Disadvantage: Reversibility is poor.

c) Progestogens or progestogen-oestrogen combinations & IUDs.

18) Observe the diagram provided and identify the process.

a. Label A, B, C and D.

b. Why are gametes produced haploid even though the gamete mother cells are diploid?


a) A= Primary oocyte

B= First polar body

C= Secondary oocyte

D= Ovum (Ootid)

b) Gametes are produced as haploid cells by meiosis. When haploid gametes fuse during fertilization, the resulting zygote restores the diploid chromosome number.

19) Given below is the diagram of a replication fork drawn by a student.

a. Redraw the diagram correctly and label it.

b. Why does discontinuous synthesis of DNA occur in one strand?


Replication fork. a.
b. Discontinuous synthesis of DNA occurs in one strand because DNA polymerase can only add nucleotides in a 5' to 3' direction. As the replication fork opens, this strand is synthesized in short, discontinuous fragments.
20) Observe the diagrammatic representation and answer the questions:

a. Explain the phenomenon shown in the figure.

b. How can it be considered as evidence of evolution?

c. Write any other example for this phenomenon. Explain.


a) Adaptive radiation of marsupials of Australia.

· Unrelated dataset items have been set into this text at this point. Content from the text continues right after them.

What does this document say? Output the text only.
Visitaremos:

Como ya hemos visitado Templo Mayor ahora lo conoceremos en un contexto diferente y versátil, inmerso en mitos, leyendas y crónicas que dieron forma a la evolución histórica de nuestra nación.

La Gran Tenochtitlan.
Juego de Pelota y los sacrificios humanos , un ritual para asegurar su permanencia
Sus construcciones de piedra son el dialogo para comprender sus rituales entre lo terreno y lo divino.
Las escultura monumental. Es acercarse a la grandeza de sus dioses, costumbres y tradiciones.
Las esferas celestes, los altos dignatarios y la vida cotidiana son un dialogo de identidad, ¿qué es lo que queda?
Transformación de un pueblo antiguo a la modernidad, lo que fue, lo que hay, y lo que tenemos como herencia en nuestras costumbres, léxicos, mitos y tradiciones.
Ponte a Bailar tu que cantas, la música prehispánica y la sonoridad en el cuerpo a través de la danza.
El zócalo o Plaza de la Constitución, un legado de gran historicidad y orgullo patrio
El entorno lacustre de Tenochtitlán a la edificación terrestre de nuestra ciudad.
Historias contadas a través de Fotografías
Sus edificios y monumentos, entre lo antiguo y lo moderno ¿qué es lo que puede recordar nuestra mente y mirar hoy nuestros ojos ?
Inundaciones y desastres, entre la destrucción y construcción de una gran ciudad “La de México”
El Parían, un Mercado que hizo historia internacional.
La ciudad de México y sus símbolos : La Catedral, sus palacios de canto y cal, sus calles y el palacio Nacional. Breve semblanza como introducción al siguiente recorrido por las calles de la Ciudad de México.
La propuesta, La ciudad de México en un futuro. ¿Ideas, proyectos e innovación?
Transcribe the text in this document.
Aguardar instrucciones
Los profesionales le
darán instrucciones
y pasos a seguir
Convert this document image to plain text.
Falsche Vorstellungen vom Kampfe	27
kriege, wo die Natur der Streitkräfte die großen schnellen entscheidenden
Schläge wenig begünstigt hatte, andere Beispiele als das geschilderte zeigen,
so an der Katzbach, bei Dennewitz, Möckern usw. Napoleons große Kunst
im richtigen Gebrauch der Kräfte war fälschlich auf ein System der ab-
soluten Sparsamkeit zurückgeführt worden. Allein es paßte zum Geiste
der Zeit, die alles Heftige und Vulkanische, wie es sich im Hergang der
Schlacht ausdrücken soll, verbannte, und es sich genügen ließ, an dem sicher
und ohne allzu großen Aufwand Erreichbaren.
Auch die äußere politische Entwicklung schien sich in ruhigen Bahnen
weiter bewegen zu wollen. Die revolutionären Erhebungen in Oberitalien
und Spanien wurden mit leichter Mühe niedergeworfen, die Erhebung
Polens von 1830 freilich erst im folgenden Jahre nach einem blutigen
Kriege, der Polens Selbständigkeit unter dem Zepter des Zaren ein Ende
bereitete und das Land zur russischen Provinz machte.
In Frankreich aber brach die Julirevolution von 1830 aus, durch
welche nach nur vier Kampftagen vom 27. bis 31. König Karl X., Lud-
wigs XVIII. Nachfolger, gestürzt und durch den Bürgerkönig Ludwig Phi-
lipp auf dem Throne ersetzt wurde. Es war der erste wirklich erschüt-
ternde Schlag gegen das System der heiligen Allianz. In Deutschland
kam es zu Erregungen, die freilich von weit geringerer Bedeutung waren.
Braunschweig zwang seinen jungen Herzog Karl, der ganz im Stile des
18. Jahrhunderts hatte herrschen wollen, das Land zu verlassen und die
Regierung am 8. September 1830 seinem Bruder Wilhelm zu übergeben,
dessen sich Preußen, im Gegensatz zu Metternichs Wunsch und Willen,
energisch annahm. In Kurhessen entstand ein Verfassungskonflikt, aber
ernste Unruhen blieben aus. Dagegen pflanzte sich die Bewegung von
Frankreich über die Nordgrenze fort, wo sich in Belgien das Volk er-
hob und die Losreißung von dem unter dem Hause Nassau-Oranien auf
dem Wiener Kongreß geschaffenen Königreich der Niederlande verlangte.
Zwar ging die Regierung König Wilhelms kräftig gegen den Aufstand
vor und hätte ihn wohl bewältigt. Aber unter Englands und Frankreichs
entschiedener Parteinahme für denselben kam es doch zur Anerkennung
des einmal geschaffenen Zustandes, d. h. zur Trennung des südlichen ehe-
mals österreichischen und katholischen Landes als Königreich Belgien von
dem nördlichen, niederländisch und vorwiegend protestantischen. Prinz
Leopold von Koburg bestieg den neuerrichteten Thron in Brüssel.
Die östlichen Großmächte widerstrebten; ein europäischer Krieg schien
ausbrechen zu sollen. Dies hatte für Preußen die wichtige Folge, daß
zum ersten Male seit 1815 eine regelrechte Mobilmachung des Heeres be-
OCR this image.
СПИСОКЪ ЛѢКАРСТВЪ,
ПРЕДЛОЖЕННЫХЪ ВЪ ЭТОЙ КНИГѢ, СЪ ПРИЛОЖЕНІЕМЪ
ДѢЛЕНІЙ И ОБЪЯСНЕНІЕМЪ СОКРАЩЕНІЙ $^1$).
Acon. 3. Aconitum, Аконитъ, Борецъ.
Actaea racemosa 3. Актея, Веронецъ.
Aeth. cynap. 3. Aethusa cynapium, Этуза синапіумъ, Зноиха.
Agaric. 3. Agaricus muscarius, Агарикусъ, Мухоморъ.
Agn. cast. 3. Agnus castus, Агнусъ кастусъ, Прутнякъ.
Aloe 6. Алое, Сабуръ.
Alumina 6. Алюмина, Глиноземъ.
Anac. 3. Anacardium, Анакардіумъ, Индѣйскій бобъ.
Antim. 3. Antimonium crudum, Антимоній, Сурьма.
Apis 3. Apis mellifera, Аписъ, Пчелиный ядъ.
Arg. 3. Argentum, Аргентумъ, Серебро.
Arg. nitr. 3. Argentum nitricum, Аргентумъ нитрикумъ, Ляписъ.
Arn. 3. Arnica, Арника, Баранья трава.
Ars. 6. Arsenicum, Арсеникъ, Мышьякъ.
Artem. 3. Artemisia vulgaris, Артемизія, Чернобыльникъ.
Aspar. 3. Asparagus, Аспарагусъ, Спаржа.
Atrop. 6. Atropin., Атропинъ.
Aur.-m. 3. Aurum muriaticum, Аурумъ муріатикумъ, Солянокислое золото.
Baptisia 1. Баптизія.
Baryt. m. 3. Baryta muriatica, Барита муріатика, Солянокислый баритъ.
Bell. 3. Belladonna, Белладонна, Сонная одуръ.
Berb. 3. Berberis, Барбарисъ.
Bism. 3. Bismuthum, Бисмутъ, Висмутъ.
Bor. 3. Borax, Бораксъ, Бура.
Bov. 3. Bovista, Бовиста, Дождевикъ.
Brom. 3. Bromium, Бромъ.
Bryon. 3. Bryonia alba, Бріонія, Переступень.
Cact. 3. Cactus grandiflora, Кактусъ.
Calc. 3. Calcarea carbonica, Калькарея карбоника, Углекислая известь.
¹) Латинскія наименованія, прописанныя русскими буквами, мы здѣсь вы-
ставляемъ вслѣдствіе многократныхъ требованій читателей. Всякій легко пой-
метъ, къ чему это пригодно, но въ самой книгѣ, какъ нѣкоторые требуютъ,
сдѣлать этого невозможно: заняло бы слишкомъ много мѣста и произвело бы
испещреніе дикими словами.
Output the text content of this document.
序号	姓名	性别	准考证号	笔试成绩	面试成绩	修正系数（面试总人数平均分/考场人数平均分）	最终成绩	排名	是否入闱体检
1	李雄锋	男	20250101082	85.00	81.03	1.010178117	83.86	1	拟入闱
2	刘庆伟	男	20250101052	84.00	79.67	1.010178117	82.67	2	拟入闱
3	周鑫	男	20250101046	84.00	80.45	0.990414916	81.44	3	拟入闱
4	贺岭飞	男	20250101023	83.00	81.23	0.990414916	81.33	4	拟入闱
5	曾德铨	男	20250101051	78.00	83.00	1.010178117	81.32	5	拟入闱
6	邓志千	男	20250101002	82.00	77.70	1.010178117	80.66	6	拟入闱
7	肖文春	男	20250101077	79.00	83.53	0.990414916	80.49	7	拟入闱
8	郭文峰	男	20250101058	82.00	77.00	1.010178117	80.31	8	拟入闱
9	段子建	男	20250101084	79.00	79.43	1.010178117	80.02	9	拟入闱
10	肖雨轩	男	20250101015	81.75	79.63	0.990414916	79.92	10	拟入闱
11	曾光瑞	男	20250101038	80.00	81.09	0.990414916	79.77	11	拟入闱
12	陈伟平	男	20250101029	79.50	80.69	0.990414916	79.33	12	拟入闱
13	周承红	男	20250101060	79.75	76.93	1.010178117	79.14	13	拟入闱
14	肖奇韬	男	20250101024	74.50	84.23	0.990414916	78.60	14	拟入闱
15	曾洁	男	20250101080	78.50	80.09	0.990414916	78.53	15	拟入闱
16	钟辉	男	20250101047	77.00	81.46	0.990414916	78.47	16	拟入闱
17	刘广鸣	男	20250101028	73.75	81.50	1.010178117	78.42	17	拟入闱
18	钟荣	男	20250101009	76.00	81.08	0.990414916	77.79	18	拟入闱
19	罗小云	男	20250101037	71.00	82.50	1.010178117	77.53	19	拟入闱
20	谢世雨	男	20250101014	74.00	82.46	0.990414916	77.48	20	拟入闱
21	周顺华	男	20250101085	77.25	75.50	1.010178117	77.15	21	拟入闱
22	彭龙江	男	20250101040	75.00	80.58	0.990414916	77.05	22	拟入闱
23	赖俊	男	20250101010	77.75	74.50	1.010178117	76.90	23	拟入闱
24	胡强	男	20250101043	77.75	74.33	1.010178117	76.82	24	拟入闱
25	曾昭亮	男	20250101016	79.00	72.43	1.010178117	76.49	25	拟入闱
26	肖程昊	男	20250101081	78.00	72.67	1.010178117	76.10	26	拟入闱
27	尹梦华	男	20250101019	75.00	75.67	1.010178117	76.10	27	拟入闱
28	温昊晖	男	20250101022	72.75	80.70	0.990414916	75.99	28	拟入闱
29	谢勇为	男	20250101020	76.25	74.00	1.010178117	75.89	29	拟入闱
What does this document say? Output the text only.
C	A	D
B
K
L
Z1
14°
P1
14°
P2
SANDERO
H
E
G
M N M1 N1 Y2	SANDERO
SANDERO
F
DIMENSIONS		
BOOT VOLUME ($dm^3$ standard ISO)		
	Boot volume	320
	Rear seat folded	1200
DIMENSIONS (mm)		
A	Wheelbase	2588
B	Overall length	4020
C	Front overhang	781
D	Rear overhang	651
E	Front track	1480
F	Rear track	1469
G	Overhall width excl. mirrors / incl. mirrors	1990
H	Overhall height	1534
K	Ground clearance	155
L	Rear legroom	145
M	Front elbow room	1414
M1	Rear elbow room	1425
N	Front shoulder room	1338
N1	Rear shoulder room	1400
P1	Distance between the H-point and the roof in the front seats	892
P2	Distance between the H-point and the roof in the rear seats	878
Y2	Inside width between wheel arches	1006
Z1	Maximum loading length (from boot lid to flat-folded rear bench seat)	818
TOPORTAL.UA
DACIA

It is the evolution of different species from an ancestor in a geographical area starting from a point and radiating to other areas of geography (habitats).

b) Adaptive radiation is considered as evidence of evolution because it explains how a single ancestral species can diversify into multiple species.

c) Darwin’s finches. Despite having a common ancestor, they have evolved different beak shapes and sizes, enabling them to utilize different foods.